Question

PQ and PR are the tangents to a given circle as shown in the figure. If $ \angle RPQ = {90^ \circ } $ and $ PQ = 8cm $ , find the radius of the circle (in cm)

Answer 1

Hint: The given question asks us to find the radius of the given circle in cm. We are given the angles $ \angle RPQ = {90^ \circ } $ as well as the length of one tangent, the first important theorem to remember to solve this question is to know that the two tangents of a circle to the same points are equal in size so the side PR would also be the same as the size of the side PQ given as $ PQ = 8cm $ . The next important thing to note is that the angle the tangent makes with the normal (the segment from the tangent to the centre of the circle) is a right angle.
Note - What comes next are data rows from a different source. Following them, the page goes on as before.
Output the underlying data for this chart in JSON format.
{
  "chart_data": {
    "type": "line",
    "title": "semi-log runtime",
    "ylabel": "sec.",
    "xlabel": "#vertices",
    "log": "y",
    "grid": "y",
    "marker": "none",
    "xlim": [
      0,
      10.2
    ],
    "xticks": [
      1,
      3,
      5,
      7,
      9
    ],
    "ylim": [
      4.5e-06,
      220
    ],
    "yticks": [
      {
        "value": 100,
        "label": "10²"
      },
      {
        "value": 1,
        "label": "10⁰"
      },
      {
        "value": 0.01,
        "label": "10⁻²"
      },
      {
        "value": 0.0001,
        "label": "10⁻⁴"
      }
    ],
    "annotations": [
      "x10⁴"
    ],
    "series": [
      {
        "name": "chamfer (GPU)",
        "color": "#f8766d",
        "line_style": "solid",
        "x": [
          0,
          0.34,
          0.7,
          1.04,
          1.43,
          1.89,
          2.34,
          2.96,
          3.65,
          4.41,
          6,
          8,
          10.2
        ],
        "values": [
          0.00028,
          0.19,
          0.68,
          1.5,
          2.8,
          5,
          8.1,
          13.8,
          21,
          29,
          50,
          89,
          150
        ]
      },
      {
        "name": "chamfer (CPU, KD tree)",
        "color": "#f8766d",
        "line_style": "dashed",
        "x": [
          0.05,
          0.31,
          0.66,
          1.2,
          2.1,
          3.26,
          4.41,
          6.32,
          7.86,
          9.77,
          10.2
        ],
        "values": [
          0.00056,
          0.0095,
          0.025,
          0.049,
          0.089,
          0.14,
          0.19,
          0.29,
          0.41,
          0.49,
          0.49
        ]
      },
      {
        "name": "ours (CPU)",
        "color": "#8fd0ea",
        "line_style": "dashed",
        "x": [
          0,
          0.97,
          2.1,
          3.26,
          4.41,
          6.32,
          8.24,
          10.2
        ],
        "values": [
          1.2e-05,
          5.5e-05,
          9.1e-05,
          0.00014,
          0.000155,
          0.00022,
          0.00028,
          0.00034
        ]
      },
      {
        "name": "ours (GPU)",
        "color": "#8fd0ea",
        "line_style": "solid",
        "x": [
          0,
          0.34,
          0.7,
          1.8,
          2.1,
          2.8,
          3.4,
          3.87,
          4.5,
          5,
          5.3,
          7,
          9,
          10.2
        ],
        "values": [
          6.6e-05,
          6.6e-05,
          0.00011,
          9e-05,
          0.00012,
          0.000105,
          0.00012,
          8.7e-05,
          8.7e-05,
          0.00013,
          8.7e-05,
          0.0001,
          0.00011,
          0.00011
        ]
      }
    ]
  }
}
Complete step-by-step answer:
The angle RPQ is given as,
 $ \angle RPQ = {90^ \circ } $
The one tangent is given as,
 $ PQ = 8cm $
The other tangent will also be equal, and its values will
 $ RP = 8cm $
The angles $ \angle PQO $ and $ \angle PRO $ are also right angles because the angle the normal makes with the tangent is a right angle and the $ QO $ and $ RO $ are normal to the tangents at $ R $ and $ Q $
The quadrilateral $ PQOR $ has three right angles; the fourth angle will also be a right angle so as to make the sum the total of $ {360^ \circ } $ . Hence this is a square whose side is $ 8cm $ , which means the radius of the circle will also be $ 8cm $ .
So, the correct answer is “8 cm”.

Note: There is a very important conclusion which could have helped us to solve this question easily which is that the centre of the circle along with two points from which the circle is drawn and the intersection of the circles form a cyclic quadrilateral, which means sum of the opposite angles is $ {180^ \circ } $ . This phenomenon can be easily seen in the question above and would have cut our solution by half.